I turned back into a human and smashed into him, grabbing his hand with the knife and thrusting it behind his back.

“Run!” I shouted to the young woman.

Freed, she ran, her purse slung over her arm and smacking her on the side as she sprinted down the sidewalk.

The tracker roared and yanked his arm out of my grasp.

I turned into a cat and darted between his feet. Once behind him, I shifted back into a human and kicked at his lower back.

The tracker staggered from the pain, and I used the moment to unsheathe my short sword.

The tracker—hearing the sound—darted forward, getting out of range, then peered back at me. “What, aren’t you going to flee with her?” The tracker tossed his head in the direction the young woman had run.

“No,” I said. “Because I’m going to stop you.Now.”

Confusion flickered across his face.

I lunged forward, stabbing my sword at him in one of the patterns Charon had meticulously drilled into my muscle memory.

He lunged to the side, avoiding the elven blade.

I shifted to my cat body, snuck underneath him, then turned back into my human form while underneath him, slamming into him with the force of my body-swapping magic behind me.

He fell, knocked straight off his feet, and a flicker of fear skittered across his face.

I swapped my grip on my sword, narrowing in on the tracker as I looked for any weaknesses I could take advantage of.

Ear. Max shock factor.

I stepped into his space before he could stand, and slashed my sword along the side of his head.

He thrashed, so my blade only sliced through the top fold of his ear. He yelped in pain and tried to scramble backwards.

Disarm him.

With his hands on the ground it was easy to step on the knife and pin it to the asphalt, then stab my sword down at his hand.

The tracker let go of the knife and rolled away.
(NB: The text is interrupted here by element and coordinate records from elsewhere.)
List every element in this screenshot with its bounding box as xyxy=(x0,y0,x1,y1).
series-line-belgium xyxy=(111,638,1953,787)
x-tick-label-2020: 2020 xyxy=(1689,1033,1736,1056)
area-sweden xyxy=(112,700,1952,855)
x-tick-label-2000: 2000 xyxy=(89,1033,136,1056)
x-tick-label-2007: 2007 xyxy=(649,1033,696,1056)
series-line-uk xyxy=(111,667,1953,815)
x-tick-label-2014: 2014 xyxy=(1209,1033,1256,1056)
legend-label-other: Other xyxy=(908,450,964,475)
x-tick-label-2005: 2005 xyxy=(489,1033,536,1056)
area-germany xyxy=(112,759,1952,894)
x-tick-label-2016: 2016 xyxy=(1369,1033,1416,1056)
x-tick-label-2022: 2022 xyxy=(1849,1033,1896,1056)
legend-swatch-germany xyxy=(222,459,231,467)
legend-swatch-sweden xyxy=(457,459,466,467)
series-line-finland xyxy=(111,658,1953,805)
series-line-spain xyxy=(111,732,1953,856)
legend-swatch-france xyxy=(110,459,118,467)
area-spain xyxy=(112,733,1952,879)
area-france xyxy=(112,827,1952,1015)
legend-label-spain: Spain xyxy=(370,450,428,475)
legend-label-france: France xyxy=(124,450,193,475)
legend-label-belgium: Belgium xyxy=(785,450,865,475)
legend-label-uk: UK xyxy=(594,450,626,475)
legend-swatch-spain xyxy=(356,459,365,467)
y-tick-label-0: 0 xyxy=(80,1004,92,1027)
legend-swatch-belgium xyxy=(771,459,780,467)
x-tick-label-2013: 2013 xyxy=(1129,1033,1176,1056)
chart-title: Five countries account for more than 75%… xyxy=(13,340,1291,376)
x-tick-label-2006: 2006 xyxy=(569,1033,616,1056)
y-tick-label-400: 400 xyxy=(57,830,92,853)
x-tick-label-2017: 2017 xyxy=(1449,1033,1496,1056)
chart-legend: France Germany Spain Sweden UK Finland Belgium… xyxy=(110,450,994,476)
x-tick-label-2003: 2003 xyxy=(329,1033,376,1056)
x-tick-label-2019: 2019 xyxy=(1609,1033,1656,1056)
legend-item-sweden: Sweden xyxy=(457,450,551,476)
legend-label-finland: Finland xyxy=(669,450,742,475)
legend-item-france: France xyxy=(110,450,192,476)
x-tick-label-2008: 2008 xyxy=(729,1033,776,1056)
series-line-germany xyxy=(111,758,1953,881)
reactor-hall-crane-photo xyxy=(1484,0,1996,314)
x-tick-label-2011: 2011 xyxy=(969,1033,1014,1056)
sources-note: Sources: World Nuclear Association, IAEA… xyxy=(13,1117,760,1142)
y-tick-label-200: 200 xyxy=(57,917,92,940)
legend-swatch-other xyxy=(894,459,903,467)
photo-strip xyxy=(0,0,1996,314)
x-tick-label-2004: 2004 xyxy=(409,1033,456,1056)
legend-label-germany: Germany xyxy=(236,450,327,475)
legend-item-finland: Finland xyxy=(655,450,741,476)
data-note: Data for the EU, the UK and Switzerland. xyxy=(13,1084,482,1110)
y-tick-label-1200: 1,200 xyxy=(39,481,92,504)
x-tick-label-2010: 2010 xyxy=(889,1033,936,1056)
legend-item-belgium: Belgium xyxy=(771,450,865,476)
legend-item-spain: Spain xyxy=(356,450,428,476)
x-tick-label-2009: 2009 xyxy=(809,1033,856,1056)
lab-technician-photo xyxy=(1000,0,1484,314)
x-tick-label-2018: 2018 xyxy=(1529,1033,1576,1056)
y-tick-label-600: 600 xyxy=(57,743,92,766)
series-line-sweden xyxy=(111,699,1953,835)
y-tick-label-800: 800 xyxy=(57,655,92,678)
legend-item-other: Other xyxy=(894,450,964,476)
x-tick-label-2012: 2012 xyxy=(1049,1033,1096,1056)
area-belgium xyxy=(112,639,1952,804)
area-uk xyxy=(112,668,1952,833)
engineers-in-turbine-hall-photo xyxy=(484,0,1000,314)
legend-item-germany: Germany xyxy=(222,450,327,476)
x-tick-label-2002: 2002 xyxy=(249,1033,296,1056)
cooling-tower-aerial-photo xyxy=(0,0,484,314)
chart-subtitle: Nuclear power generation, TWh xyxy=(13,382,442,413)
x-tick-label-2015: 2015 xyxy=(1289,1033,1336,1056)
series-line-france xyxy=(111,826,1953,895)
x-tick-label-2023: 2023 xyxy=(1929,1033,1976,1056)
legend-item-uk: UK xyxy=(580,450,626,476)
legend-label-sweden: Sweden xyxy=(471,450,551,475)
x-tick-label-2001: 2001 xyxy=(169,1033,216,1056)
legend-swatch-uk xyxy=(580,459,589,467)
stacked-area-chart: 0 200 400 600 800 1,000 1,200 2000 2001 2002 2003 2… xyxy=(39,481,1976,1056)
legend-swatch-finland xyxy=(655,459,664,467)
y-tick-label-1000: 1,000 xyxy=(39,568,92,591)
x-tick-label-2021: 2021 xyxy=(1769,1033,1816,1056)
He lurched to his feet while I kicked his knife under a bush—I certainly wasn’t picking it up, he’d probably poisoned it or something.

The tracker tried to adopt a fighting stance, but he was so angry he couldn’t settle. “Why don’t you fight like a shadow?” he shouted. “You’re more like—”

An elf, right?It made sense, given who’d taught me.

But I couldn’t give him a chance to end the sentence. He was a half elf. If he realized who Noctus was, it would be a disaster.

Ridden by desperation, I leaped across the gap he’d put between us.

The tracker raised his arm, blocking my sword strike with a leather arm bracer.

Unfortunately for him, elven forged blades were ridiculously sharp, so the edge of my sword cut through the armor piece.

His eyes widened, and his body shook, leaving him wide open.

“Leave my parents alone,” I hissed. I shifted my center of balance, leaning back so I could kick him in the groin.

The tracker groaned and fell to his knees.